I can't easily find a page for hfsplus, but it appears to be
hfsplusutils package in Mandrake 9.0 and also in Debian in the package
"hfsplus" in woody or sid.
Given that the kernel doesn't support HFS+ I don't know how it works.
[Correspondent Trent Buck adds (thanks, Trent):]
The "hfsplus" utilities are modeled after the mtools utilities -- they operate at the user level on a single HFS+ device at a time, presumably doing byte-wise reads of the file/device (although I haven't checked).
That package is superseded by the hfsplus 2.6 kernel module, which can mount HFS+ filesystems natively. I use this for reading from and writing to my iPod. It's case-insensitive, but whatever case you use is kept, like VFAT.
Files that are hidden in the MacOS GUI are visible to Linux utilities like ls(1). As in the OS X environment, "filename" will access the data fork and "filename/rsrc" will access the resource fork. A na´ve tarball/copy of and HFS+ filesystem will miss the resource forks, since Linux programs do not check for them.
Several times I have experienced "corruption" when the iPod has been mounted and the machine lost power, or when I forgot that it was still mounted when I removed it. Once the filesystem is corrupted, Linux refuses all write operations, although I haven't noticed any actual data corruption.
There are no fsck or mkfs utilities for HFS+ under Linux. The only way I know to make or repair an HFS+ filesystem is to use the Disk Utility.app under Mac OS X. The three or four times I've tried to repair the iPod's filesystem (after corruption during use under Linux) it has always failed, and I've had to reformat it.

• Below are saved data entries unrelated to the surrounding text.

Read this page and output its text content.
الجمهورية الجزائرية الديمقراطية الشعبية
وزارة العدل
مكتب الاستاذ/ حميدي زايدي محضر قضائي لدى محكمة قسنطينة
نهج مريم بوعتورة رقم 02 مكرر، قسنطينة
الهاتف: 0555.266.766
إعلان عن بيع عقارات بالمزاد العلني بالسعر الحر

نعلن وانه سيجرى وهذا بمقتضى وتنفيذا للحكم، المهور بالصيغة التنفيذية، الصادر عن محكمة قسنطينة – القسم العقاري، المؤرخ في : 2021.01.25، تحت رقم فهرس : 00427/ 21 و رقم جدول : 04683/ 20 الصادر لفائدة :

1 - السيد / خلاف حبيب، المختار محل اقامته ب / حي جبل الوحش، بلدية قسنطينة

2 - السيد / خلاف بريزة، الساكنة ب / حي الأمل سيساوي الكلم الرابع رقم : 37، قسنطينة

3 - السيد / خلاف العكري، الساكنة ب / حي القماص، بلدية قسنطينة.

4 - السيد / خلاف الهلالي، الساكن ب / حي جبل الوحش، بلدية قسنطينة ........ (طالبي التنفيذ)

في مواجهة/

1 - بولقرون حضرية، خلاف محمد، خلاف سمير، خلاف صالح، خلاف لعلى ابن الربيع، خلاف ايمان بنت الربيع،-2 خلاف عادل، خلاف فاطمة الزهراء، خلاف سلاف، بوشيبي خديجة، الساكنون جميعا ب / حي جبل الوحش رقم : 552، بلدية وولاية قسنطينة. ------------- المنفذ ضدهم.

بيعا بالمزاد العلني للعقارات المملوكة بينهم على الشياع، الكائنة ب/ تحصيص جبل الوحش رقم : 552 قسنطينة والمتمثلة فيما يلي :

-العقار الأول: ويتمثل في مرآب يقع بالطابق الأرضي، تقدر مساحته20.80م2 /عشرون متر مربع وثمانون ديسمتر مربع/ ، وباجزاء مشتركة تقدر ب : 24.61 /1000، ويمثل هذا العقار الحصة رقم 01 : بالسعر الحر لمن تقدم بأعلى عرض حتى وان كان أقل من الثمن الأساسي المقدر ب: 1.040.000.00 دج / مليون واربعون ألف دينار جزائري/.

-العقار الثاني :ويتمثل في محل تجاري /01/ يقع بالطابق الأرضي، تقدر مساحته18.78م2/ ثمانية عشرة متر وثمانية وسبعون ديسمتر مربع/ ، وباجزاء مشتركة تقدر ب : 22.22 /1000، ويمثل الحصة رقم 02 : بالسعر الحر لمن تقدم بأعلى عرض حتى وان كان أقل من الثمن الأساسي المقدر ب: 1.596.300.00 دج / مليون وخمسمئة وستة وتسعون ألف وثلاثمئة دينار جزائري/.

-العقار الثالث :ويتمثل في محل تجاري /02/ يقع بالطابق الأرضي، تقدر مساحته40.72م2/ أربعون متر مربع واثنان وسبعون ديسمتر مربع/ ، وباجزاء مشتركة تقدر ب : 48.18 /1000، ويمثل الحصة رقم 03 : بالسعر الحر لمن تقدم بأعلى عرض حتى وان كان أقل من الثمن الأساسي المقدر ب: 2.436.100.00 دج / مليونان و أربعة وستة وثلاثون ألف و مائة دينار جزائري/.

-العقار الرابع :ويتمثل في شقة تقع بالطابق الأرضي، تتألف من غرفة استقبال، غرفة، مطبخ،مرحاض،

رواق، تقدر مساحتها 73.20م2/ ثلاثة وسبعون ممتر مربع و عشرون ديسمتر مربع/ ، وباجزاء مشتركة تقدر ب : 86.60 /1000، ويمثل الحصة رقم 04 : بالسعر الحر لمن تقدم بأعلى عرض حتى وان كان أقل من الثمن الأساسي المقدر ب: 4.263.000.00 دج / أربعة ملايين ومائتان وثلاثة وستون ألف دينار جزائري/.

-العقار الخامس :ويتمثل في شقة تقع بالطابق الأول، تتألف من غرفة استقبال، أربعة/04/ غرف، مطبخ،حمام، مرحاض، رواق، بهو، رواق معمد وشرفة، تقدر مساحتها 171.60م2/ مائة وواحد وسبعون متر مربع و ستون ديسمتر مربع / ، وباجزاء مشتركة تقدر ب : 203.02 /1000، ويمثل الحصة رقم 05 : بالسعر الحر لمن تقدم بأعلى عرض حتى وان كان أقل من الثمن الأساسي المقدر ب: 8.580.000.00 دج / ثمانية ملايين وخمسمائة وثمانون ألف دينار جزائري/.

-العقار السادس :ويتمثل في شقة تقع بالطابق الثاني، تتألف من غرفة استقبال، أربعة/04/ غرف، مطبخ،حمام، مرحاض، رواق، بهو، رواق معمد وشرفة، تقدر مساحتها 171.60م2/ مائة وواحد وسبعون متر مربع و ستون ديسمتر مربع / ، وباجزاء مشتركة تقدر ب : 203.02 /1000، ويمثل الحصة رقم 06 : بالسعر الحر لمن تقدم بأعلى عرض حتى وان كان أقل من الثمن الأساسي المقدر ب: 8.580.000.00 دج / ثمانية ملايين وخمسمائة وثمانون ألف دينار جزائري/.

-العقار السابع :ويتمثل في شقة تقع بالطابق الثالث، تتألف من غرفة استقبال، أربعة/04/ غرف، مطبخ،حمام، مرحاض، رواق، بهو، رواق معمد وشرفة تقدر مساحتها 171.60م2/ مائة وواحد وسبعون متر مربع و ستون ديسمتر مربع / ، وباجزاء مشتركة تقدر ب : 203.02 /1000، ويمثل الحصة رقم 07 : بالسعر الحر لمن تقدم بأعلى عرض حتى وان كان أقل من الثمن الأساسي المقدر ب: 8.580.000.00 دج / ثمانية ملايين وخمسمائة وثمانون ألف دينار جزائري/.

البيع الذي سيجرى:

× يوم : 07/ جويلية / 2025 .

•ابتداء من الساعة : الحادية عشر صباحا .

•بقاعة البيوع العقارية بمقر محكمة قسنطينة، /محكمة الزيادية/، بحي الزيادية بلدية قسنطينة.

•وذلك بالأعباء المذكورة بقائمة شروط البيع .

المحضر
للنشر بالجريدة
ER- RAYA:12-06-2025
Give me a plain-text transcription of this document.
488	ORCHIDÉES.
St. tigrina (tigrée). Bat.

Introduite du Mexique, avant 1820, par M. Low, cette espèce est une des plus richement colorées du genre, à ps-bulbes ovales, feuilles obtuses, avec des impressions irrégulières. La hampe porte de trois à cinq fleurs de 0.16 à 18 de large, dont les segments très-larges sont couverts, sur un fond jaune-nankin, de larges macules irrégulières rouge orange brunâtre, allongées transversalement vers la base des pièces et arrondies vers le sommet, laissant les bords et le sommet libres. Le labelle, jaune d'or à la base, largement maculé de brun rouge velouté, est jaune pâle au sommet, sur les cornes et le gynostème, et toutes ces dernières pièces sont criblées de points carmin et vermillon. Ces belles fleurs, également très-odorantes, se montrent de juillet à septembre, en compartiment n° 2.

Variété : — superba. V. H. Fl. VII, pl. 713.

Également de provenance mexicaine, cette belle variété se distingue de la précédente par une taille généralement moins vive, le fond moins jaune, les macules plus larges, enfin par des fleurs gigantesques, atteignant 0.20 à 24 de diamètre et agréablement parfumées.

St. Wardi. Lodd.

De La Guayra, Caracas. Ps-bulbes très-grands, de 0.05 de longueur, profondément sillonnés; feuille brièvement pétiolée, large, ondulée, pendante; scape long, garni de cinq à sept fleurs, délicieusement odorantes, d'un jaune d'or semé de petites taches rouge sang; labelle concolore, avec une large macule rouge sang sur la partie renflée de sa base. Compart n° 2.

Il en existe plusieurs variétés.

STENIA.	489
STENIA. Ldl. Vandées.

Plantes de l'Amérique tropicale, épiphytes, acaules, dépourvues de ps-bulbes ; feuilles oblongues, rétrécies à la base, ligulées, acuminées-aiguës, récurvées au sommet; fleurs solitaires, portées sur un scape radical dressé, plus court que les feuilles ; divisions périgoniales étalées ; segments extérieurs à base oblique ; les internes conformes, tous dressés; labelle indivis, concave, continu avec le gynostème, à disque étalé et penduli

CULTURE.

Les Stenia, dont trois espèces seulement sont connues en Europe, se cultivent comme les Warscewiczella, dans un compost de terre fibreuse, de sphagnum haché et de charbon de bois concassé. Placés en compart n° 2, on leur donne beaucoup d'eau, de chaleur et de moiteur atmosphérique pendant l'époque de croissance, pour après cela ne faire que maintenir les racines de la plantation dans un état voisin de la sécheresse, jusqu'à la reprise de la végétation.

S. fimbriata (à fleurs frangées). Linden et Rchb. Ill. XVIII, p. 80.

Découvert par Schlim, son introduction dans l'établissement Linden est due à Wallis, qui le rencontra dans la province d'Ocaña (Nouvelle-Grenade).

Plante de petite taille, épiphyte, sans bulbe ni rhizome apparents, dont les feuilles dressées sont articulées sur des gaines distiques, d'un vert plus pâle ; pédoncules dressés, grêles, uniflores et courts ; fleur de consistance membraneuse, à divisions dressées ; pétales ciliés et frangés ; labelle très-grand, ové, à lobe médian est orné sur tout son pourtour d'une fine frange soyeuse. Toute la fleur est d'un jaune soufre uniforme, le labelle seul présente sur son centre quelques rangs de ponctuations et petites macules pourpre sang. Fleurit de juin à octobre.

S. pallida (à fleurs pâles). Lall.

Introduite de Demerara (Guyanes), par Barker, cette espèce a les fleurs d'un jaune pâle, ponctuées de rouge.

One other thing: at least some HFS+ filesystems are not backwards compatible with the older HFS filesystem, but instead contain a "fake" HFS filesystem. It contains a single file called "Where did all my files go?" or similar, which is intended to explain to users with MacOS 7 and earlier that their OS does not support the newer filesystem. This can confuse Linux users who mount an HFS+ filesystem with the "-t auto", since sometimes it will successfully be mounted as an empty HFS filesystem instead of HFS+. Using "-t hfsplus" avoids this.